To represent molecular structures, SMILES uses branches and rings. Branches are shown by enclosing the branch in parentheses, while ring structures are indicated by numbers that mark the start and end of the ring. Aromatic rings use lowercase letters for the atoms and are closed with numbers.

SMILES can also encode additional molecular information such as stereochemistry, charge, and even disconnected parts of a molecule. It is important to note that SMILES strings are not always unique; for example, ethane can be represented as “CC”, “C-C”, “[CH3]-C”, or “[CH3]-[CH3]”.

SMILES is widely used in fields such as chemistry and drug discovery. Tools like RDKit allow chemists and researchers to convert, manipulate, and analyze SMILES strings. This makes it easier to generate molecular structures from text, search chemical databases, and predict physical and chemical properties using computational models.

Overall, SMILES serves as a bridge between a molecule’s visual structure and its digital representation, making it a fundamental tool in modern chemical research and data analysis.

Graphs

A graph (G) is a mathematical structure used to model relationships between objects. It consists of vertices or nodes (V) and edges (E) that connect these nodes: G(V, E). Relationships in a graph are typically stored using a sparse adjacency matrix or list.

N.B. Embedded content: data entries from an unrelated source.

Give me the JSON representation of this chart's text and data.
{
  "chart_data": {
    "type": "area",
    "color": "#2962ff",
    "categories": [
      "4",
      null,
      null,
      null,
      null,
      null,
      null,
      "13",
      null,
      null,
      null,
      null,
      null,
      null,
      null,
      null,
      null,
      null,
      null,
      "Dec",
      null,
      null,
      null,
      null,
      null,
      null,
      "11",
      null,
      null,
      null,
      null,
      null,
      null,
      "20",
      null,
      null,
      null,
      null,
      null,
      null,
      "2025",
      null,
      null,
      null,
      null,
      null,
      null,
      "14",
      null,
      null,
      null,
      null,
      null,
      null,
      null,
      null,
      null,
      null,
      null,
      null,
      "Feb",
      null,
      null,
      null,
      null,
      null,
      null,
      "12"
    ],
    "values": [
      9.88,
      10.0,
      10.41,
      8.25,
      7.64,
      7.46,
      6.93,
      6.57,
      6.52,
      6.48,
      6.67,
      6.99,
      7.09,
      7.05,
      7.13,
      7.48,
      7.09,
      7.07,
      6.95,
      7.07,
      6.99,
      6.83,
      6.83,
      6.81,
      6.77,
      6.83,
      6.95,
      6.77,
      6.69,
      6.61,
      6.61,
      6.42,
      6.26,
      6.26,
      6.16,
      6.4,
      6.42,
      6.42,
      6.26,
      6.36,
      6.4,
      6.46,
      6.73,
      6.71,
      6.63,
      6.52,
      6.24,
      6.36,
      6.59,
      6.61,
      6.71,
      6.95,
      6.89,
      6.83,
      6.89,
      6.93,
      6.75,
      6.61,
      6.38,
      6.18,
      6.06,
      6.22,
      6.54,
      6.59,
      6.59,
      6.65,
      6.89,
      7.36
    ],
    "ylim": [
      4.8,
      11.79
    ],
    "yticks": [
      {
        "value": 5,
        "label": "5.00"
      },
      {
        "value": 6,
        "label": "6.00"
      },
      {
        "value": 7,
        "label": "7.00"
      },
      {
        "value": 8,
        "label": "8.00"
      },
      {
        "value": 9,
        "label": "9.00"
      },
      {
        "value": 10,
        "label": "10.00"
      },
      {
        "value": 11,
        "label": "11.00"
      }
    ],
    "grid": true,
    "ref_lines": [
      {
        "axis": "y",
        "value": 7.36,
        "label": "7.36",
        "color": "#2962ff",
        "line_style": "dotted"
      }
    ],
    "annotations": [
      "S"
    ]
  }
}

In the context of chemistry and materials science, graphs can be used to describe molecular structures. Here, atoms are represented as nodes and bonds as edges. Additional information, such as oxidation states, bond lengths, and bond strengths, can be stored as attributes of the nodes and edges.

Graphs are also valuable in machine learning. They can serve as inputs for algorithms, including Graph Neural Networks (GNNs), which we will discuss later in the course. GNNs can learn from the graph structure and node/edge attributes to make predictions or discover patterns.

By using graphs, we can effectively model and analyze complex relationships in molecular structures, making them a powerful tool in both theoretical and applied chemistry.